COONEY: In Fiji the move was attacked. Former interim finance minister and one-time prime minister Mahendra Chaudhry has told reporters the devaluation will create more problems than it will solve. Those comments appeared in Fiji's online media. Just as quickly they disappeared. That censorship extended to the Reserve Bank's statement which has no mention of the fact the bank's governor Savenaca Narube had been sacked the day before but Mr Yourn says the business world is worried.
YOURN: In most military training you don't spend much time doing economics. It's certainly worse than the 1987 coup and the 2000 coup.
COONEY: When he scrapped the constitution on Friday, president Ratu Josefa Iloilo said Fiji won't be ready for elections before 2014. The leaders of the Pacific Islands Forum had given Fiji a deadline for an election date this year to be set by May 1 or face suspension. Forum chairman Niue Premier Toke Talagi says that suspension now looks inevitable.
TALAGI: My belief for the present moment is that it could very well be that we would be looking at suspending the interim administration.
COONEY: And Premier Talagi says for the first time the forum is investigating moving the forum secretariat.
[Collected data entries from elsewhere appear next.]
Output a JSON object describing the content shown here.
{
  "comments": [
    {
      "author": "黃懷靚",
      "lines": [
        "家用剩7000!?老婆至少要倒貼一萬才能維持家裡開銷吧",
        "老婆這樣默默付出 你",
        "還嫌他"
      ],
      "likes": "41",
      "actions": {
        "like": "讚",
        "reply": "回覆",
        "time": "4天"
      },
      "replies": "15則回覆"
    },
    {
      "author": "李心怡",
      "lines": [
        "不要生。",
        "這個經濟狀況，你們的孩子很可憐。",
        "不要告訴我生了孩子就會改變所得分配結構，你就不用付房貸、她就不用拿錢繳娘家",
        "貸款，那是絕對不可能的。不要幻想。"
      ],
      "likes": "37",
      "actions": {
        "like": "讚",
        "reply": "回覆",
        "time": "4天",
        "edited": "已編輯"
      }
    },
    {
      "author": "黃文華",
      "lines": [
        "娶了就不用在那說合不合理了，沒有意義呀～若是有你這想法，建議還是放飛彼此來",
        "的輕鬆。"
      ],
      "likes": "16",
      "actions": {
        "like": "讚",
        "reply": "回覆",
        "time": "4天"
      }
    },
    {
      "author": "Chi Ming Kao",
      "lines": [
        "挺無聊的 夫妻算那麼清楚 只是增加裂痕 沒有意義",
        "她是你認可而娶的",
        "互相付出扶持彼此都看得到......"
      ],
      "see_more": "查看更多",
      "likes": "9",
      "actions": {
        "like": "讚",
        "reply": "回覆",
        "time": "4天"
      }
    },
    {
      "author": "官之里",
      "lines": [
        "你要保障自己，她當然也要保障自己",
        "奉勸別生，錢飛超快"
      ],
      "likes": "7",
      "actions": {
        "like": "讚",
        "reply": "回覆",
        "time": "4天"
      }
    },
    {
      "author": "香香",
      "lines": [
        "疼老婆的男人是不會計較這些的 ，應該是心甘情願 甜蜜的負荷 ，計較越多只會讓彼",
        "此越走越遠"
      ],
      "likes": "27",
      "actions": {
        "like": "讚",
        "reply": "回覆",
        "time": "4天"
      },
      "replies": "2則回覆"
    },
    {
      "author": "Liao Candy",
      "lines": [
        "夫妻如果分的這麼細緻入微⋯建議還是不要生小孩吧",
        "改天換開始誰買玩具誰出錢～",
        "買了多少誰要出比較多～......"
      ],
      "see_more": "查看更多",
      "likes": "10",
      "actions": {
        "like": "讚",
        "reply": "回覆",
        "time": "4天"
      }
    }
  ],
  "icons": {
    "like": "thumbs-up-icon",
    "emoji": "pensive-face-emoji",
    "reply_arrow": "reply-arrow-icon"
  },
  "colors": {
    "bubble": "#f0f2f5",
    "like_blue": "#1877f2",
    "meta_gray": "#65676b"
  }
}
TALAGI: Given the current situation I've instructed the forum secretariat and I've also advised the leaders that's what I've instructed the forum secretariat to do.
COONEY: Meanwhile the interim government has shut off one of the country's few remaining sources of uncensored news. Since 2004 Radio Australia has had two FM relays in Fiji - one at Nadi, the other broadcasting to Suva. But early on Wednesday, soldiers joined staff from the Ministry of Information in escorting local technicians to both transmitters and they were shut down. Radio Australia is still transmitting to Fiji on shortwave but the director of ABC International, Murray Green, says the shut down is a disappointing move.
GREEN: The notion that one can have a press that only reports part of what's happening is a notion of the press and the media that we certainly don't share.
COONEY: To fill the gap left by the censor's pen - and banned from leaving blank pages Fiji's newspapers are starting to get creative. In its latest edition the Fiji times decided it was worth hearing what's happening crimewise in Levuka - one of the country's smaller and more remote townships: "Levuka is calm, Constable Warne Rokodi from Levuka police station said life was normal in Levuka. There were no robberies, accidents or any major incidents. Things here are calm and usual is what we can say, he said." And, tongue firmly in cheek, the latest edition of the Fiji daily post includes the headline: "Paint Dry. Paint has apparently dried on his old couch. It just went on wet but after about four hours it started to dry. The young scholar observed. Fiji Daily Post asked Max if he intended to do more painting. Oh yes, he replied. I like watching paint dry." If nothing else Fiji's media is maintaining a sense of humour.